The UK property market is facing its greatest stock shortage since 2015, according to Zoopla’s latest monthly House Price Index. The firm says that after a year of steep demand and a 40% increase in sales transactions in the 12 months to June, compared to the 12 months previously, the UK property market is grappling with an acute stock shortage. While buyer demand remains strong, up 21% compared to the 2020 average, stock levels are down 26% compared to the 2020 average. Looking back further, total stock is down 33% compared to this time in the more normal markets of 2018 and 2019.
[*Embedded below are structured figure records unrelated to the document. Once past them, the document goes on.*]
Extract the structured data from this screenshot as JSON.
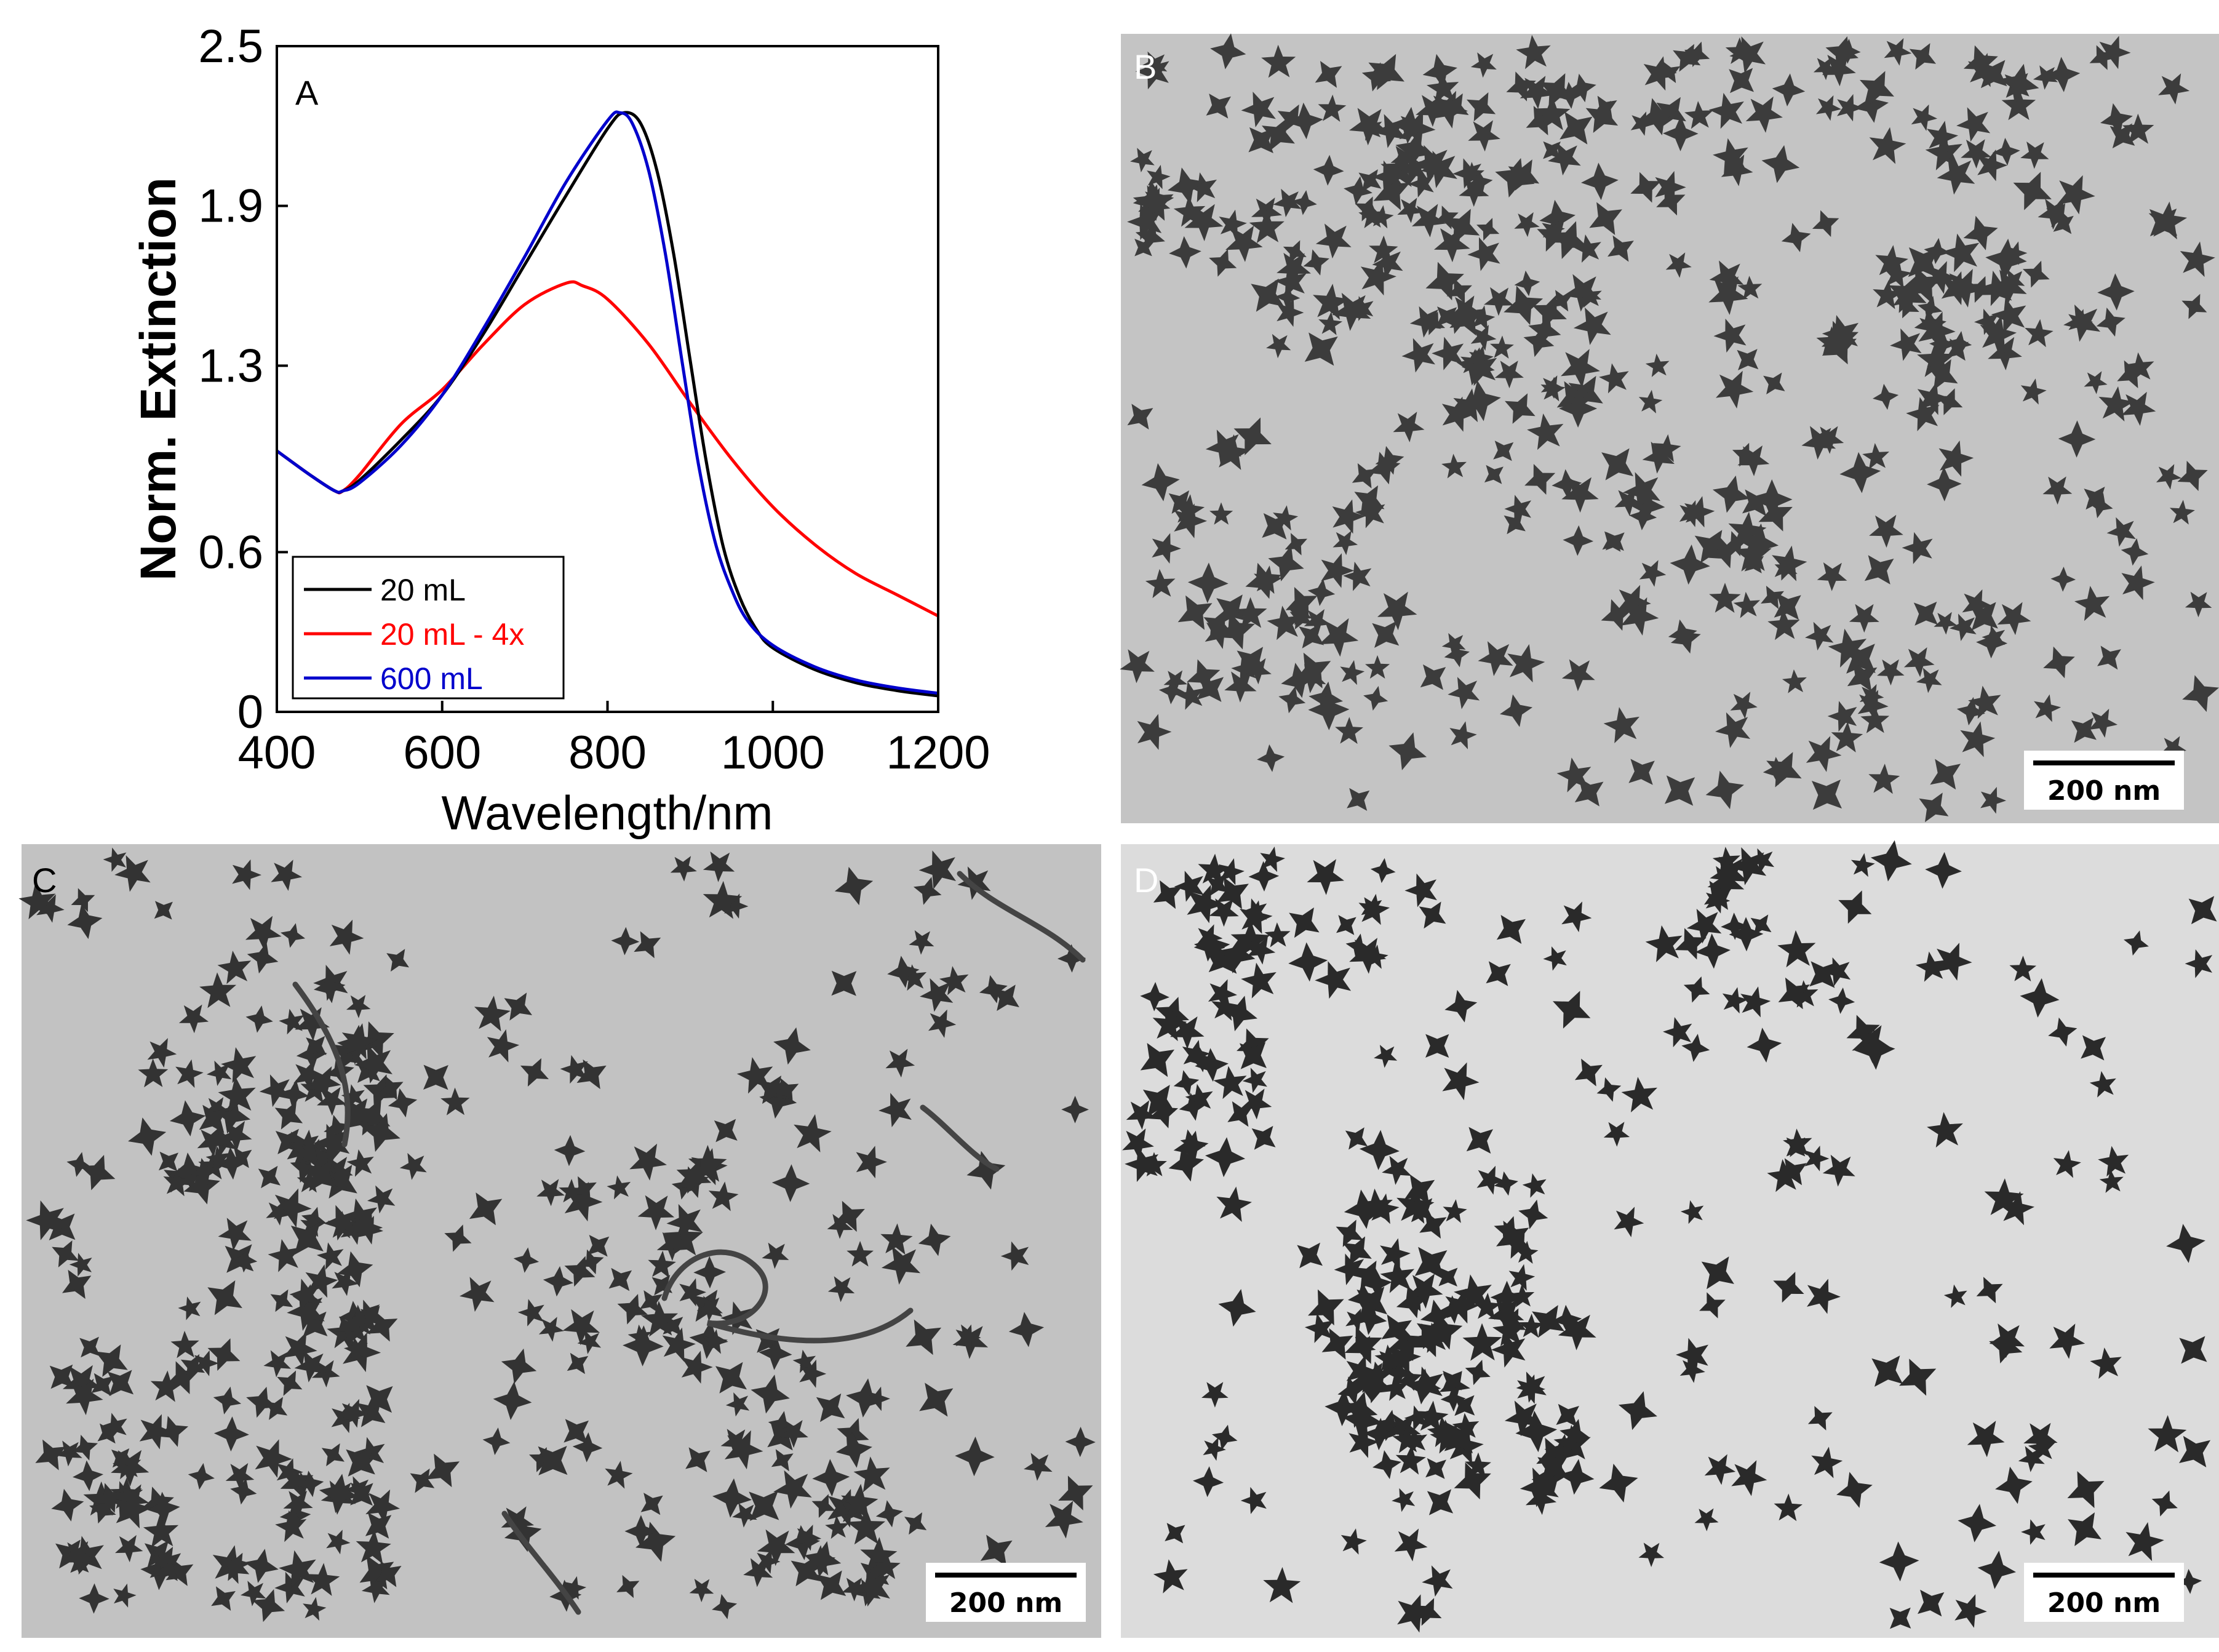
{
  "chart_data": {
    "type": "line",
    "panel_label": "A",
    "xlabel": "Wavelength/nm",
    "ylabel": "Norm. Extinction",
    "xlim": [
      400,
      1200
    ],
    "ylim": [
      0,
      2.5
    ],
    "xticks": [
      "400",
      "600",
      "800",
      "1000",
      "1200"
    ],
    "yticks": [
      "0",
      "0.6",
      "1.3",
      "1.9",
      "2.5"
    ],
    "legend_position": "bottom-left",
    "grid": false,
    "series": [
      {
        "name": "20 mL",
        "color": "#000000",
        "x": [
          400,
          440,
          470,
          480,
          500,
          550,
          600,
          650,
          700,
          750,
          800,
          820,
          840,
          860,
          880,
          900,
          920,
          940,
          960,
          980,
          1000,
          1050,
          1100,
          1150,
          1200
        ],
        "y": [
          0.98,
          0.89,
          0.83,
          0.83,
          0.87,
          1.02,
          1.19,
          1.42,
          1.68,
          1.94,
          2.19,
          2.25,
          2.21,
          2.03,
          1.72,
          1.32,
          0.93,
          0.62,
          0.43,
          0.31,
          0.24,
          0.16,
          0.11,
          0.08,
          0.06
        ]
      },
      {
        "name": "20 mL - 4x",
        "color": "#ff0000",
        "x": [
          400,
          440,
          470,
          480,
          500,
          550,
          600,
          650,
          700,
          750,
          770,
          800,
          850,
          900,
          950,
          1000,
          1050,
          1100,
          1150,
          1200
        ],
        "y": [
          0.98,
          0.89,
          0.83,
          0.83,
          0.89,
          1.08,
          1.21,
          1.38,
          1.53,
          1.61,
          1.6,
          1.55,
          1.38,
          1.16,
          0.95,
          0.77,
          0.63,
          0.52,
          0.44,
          0.36
        ]
      },
      {
        "name": "600 mL",
        "color": "#0000cc",
        "x": [
          400,
          440,
          470,
          480,
          500,
          550,
          600,
          650,
          700,
          750,
          800,
          815,
          830,
          850,
          870,
          890,
          910,
          930,
          950,
          970,
          1000,
          1050,
          1100,
          1150,
          1200
        ],
        "y": [
          0.98,
          0.89,
          0.83,
          0.83,
          0.86,
          1.0,
          1.19,
          1.44,
          1.71,
          1.99,
          2.22,
          2.25,
          2.21,
          2.03,
          1.72,
          1.32,
          0.93,
          0.64,
          0.46,
          0.34,
          0.25,
          0.17,
          0.12,
          0.09,
          0.07
        ]
      }
    ]
  },
  "panels": {
    "b": {
      "label": "B",
      "scale_bar": "200 nm"
    },
    "c": {
      "label": "C",
      "scale_bar": "200 nm"
    },
    "d": {
      "label": "D",
      "scale_bar": "200 nm"
    }
  },
  "colors": {
    "tem_background": "#c6c6c6",
    "tem_background_light": "#d8d8d8",
    "particle": "#3a3a3a"
  }
}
Zoopla stated: ‘Competition amongst buyers has been intensifying throughout the second half of 2020 and 2021, spurring the market to move faster. The average time to sell (the time taken between listing and sale agreed), is now running at 26 days, down from 49 days in 2019. Sales agreed are running at 21% above levels seen in the summer of 2018/19, ultimately eroding supply, with one in 20 homes changing hands over the past year, compared to one in 25 homes in the 12 months to June 2019.
‘Supply constraints are pronounced for homes priced up to £350,000 - reflective of where average affordability lies for UK home movers. Meanwhile, as the pandemic and its lockdowns continue to shape the ongoing demand for more space, it’s the supply of three and four bed family homes that is most stretched. Demand for family homes is clear in the price growth statistics; while the average flat in the UK has increased in value by 1.2% in the past 12 months, the average house has increased by 7.6% over the same period.’
Supply constraints to impact the market next year also
Housing stock has been eroded by high levels of activity, and new listings running around 5% below average since the start of the year. In addition, increased activity amongst first-time buyers and investors is absorbing stock while failing to replenish it.
First-time buyers have been increasingly active in 2021, supported by lenders who have reintroduced products that facilitate higher LTV mortgages. Momentum for this demographic has further to run after some were squeezed out of the market last summer, and also because of the stamp duty relief they will continue to enjoy even after the end of September.